Better? because I am living with a life long sentence of infertility.
I want to try and break free of this quicksand.
I think of it more like a fight or flight kind of thing.
The fight is all gone, there is no point to fight any more....
 
I think what has been handed to us,
well more like, shoved into our faces and lives,
is too much.
 
I can't really remember my life before all this sadness,
I have to look at photos of myself to try and prompt those memories. 
 
I can't see commericals, movies or television with children in them,
 without thinking of the ones we will never have
 
I can't go to any doctor without thinking that something horrible is going to be discovered,
even the dentist
 
I can't go to a park, zoo, store, or even out my front door without
feeling like I am being assaulted with everyone elses fertility.
 
It is nearly impossible to be in conversations with family or friends about children, because I really don't understand their point. I can only imagine what it is like, and then not well at that.
 
Does this make me stronger?
Does this mean I was handed just what I could handle or carry?
 
I am still trying to figure this all out.
Strangely I am not angry or really sad...
I am just sort of here
staring at the sky
 
 

2 comments:

Mali said...

I loved this post, because you've touched on things I've thought about too. In fact, I think you're going to inspire a post, if I can find the time to write it.

nicole said...

I understand so many of these feelings... esp. the one about going to the doctor and assuming they discover something horrible. I like your comment of feeling like you are just there, staring at the sky... oh how I have felt that way so many days.

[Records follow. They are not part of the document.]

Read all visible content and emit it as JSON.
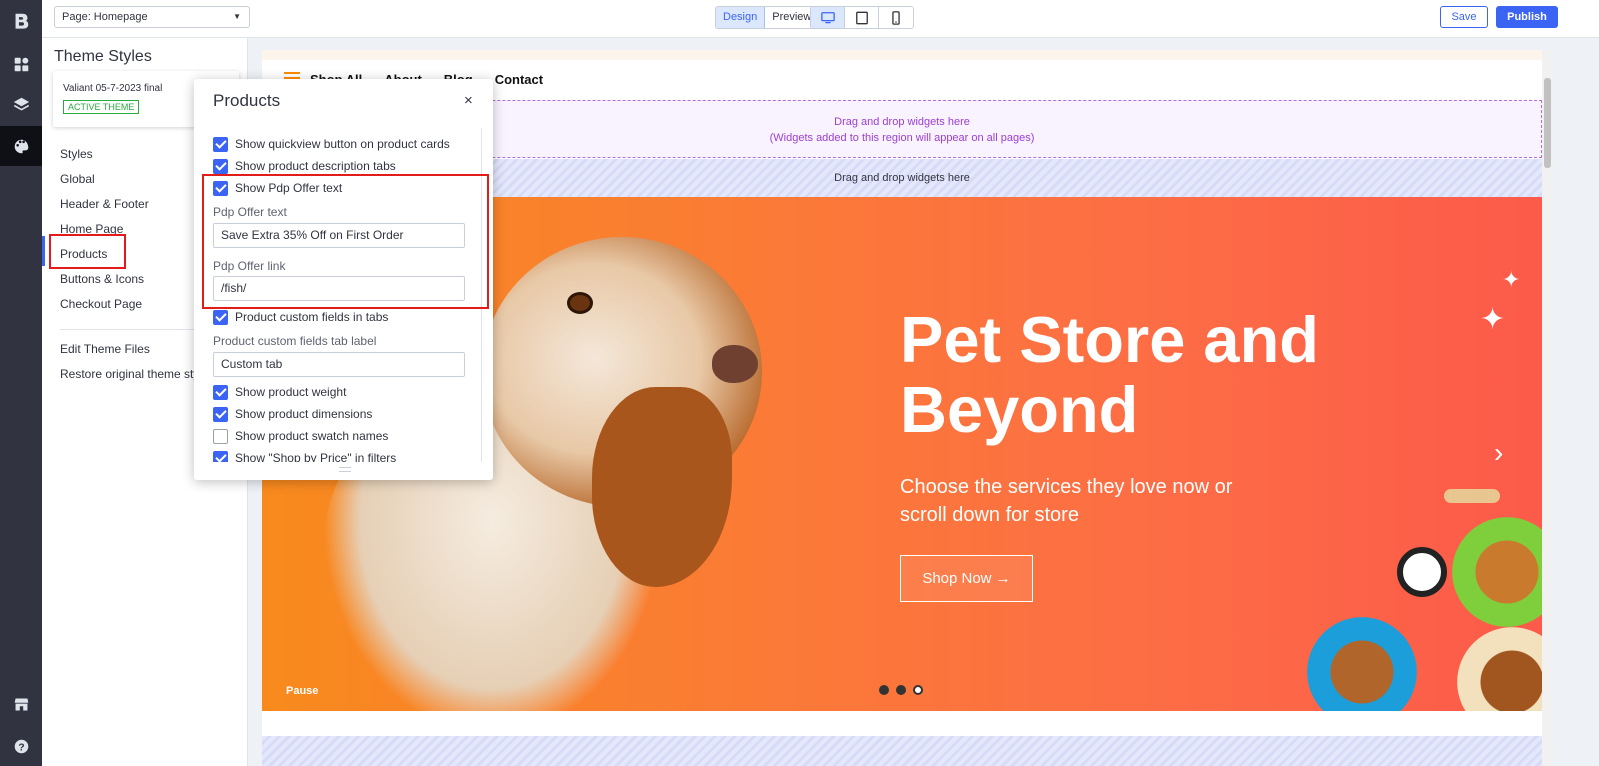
{
  "topbar": {
    "page_select": "Page: Homepage",
    "mode_design": "Design",
    "mode_preview": "Preview",
    "save_label": "Save",
    "publish_label": "Publish"
  },
  "rail": {
    "icons": [
      "bigcommerce-logo-icon",
      "dashboard-icon",
      "layers-icon",
      "palette-icon",
      "storefront-icon",
      "help-icon"
    ]
  },
  "sidebar": {
    "title": "Theme Styles",
    "theme_name": "Valiant 05-7-2023 final",
    "theme_badge": "ACTIVE THEME",
    "items": [
      {
        "label": "Styles"
      },
      {
        "label": "Global"
      },
      {
        "label": "Header & Footer"
      },
      {
        "label": "Home Page"
      },
      {
        "label": "Products"
      },
      {
        "label": "Buttons & Icons"
      },
      {
        "label": "Checkout Page"
      }
    ],
    "bottom_items": [
      {
        "label": "Edit Theme Files"
      },
      {
        "label": "Restore original theme sty"
      }
    ]
  },
  "products_panel": {
    "title": "Products",
    "close": "×",
    "checks": [
      {
        "label": "Show quickview button on product cards",
        "checked": true
      },
      {
        "label": "Show product description tabs",
        "checked": true
      },
      {
        "label": "Show Pdp Offer text",
        "checked": true
      }
    ],
    "offer_text_label": "Pdp Offer text",
    "offer_text_value": "Save Extra 35% Off on First Order",
    "offer_link_label": "Pdp Offer link",
    "offer_link_value": "/fish/",
    "custom_fields_check": {
      "label": "Product custom fields in tabs",
      "checked": true
    },
    "custom_tab_label": "Product custom fields tab label",
    "custom_tab_value": "Custom tab",
    "more_checks": [
      {
        "label": "Show product weight",
        "checked": true
      },
      {
        "label": "Show product dimensions",
        "checked": true
      },
      {
        "label": "Show product swatch names",
        "checked": false
      },
      {
        "label": "Show \"Shop by Price\" in filters",
        "checked": true
      }
    ]
  },
  "preview": {
    "nav_links": [
      "Shop All",
      "About",
      "Blog",
      "Contact"
    ],
    "drop_zone_global_line1": "Drag and drop widgets here",
    "drop_zone_global_line2": "(Widgets added to this region will appear on all pages)",
    "drop_zone_page": "Drag and drop widgets here",
    "hero_title": "Pet Store and Beyond",
    "hero_subtitle": "Choose the services they love now or scroll down for store",
    "hero_button": "Shop Now →",
    "pause_label": "Pause",
    "slide_count": 3,
    "current_slide": 3
  },
  "colors": {
    "accent": "#3c64f4",
    "rail_bg": "#313440",
    "highlight": "#e31b1b",
    "hero_orange": "#fb7a37",
    "active_green": "#2aab3f"
  }
}
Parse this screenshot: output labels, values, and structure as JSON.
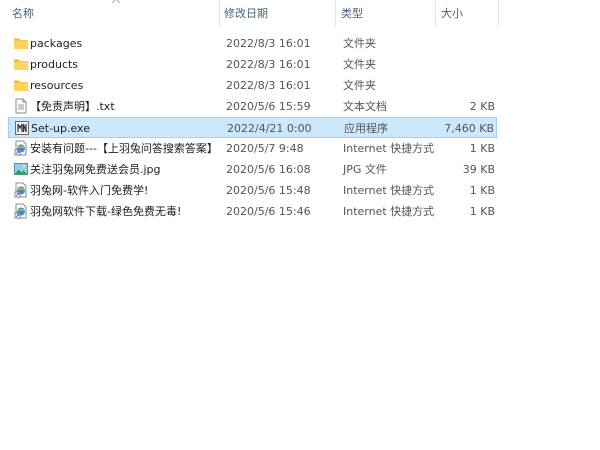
{
  "columns": {
    "name": "名称",
    "modified": "修改日期",
    "type": "类型",
    "size": "大小"
  },
  "files": [
    {
      "name": "packages",
      "modified": "2022/8/3 16:01",
      "type": "文件夹",
      "size": "",
      "icon": "folder-icon",
      "selected": false
    },
    {
      "name": "products",
      "modified": "2022/8/3 16:01",
      "type": "文件夹",
      "size": "",
      "icon": "folder-icon",
      "selected": false
    },
    {
      "name": "resources",
      "modified": "2022/8/3 16:01",
      "type": "文件夹",
      "size": "",
      "icon": "folder-icon",
      "selected": false
    },
    {
      "name": "【免责声明】.txt",
      "modified": "2020/5/6 15:59",
      "type": "文本文档",
      "size": "2 KB",
      "icon": "text-file-icon",
      "selected": false
    },
    {
      "name": "Set-up.exe",
      "modified": "2022/4/21 0:00",
      "type": "应用程序",
      "size": "7,460 KB",
      "icon": "exe-icon",
      "selected": true
    },
    {
      "name": "安装有问题---【上羽兔问答搜索答案】",
      "modified": "2020/5/7 9:48",
      "type": "Internet 快捷方式",
      "size": "1 KB",
      "icon": "internet-shortcut-icon",
      "selected": false
    },
    {
      "name": "关注羽兔网免费送会员.jpg",
      "modified": "2020/5/6 16:08",
      "type": "JPG 文件",
      "size": "39 KB",
      "icon": "image-file-icon",
      "selected": false
    },
    {
      "name": "羽兔网-软件入门免费学!",
      "modified": "2020/5/6 15:48",
      "type": "Internet 快捷方式",
      "size": "1 KB",
      "icon": "internet-shortcut-icon",
      "selected": false
    },
    {
      "name": "羽兔网软件下载-绿色免费无毒!",
      "modified": "2020/5/6 15:46",
      "type": "Internet 快捷方式",
      "size": "1 KB",
      "icon": "internet-shortcut-icon",
      "selected": false
    }
  ],
  "colors": {
    "selection_bg": "#cce8ff",
    "selection_border": "#99d1ff",
    "header_text": "#4c607a",
    "folder": "#ffd35c"
  }
}
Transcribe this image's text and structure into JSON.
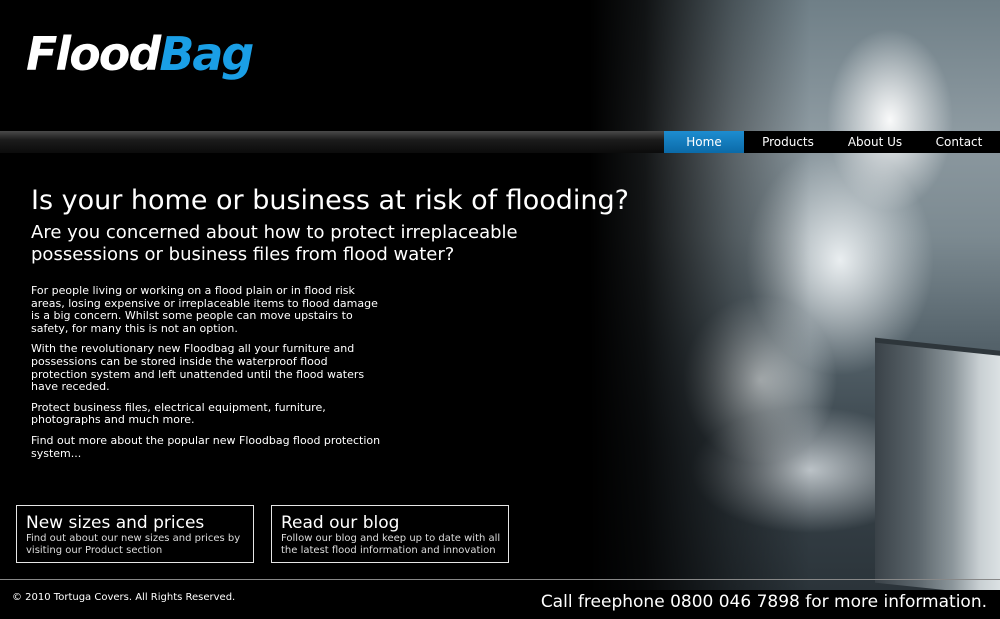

I have often wondered if infertility makes people "stronger" or couples "stronger". They say the same about cancer as most couples do not survive someone having a cancer diagnosis. My old therapist and I discussed that and she said her belief was that the cancer happens to one person, and while the other is effected, the other does not go through the profound changes that come with a cancer diagnosis. So, typically the cancer survivor comes out a different person and a lot of times it is someone that their significant other no longer feels like they know. Distance grows, relationships end. I have often wondered if it is the same with infertility and how the couple takes on the problem. Is it one individual's problem or do they view as their problem as a whole?

I think the idea of it making people stronger is a difficult affirmation to undertake.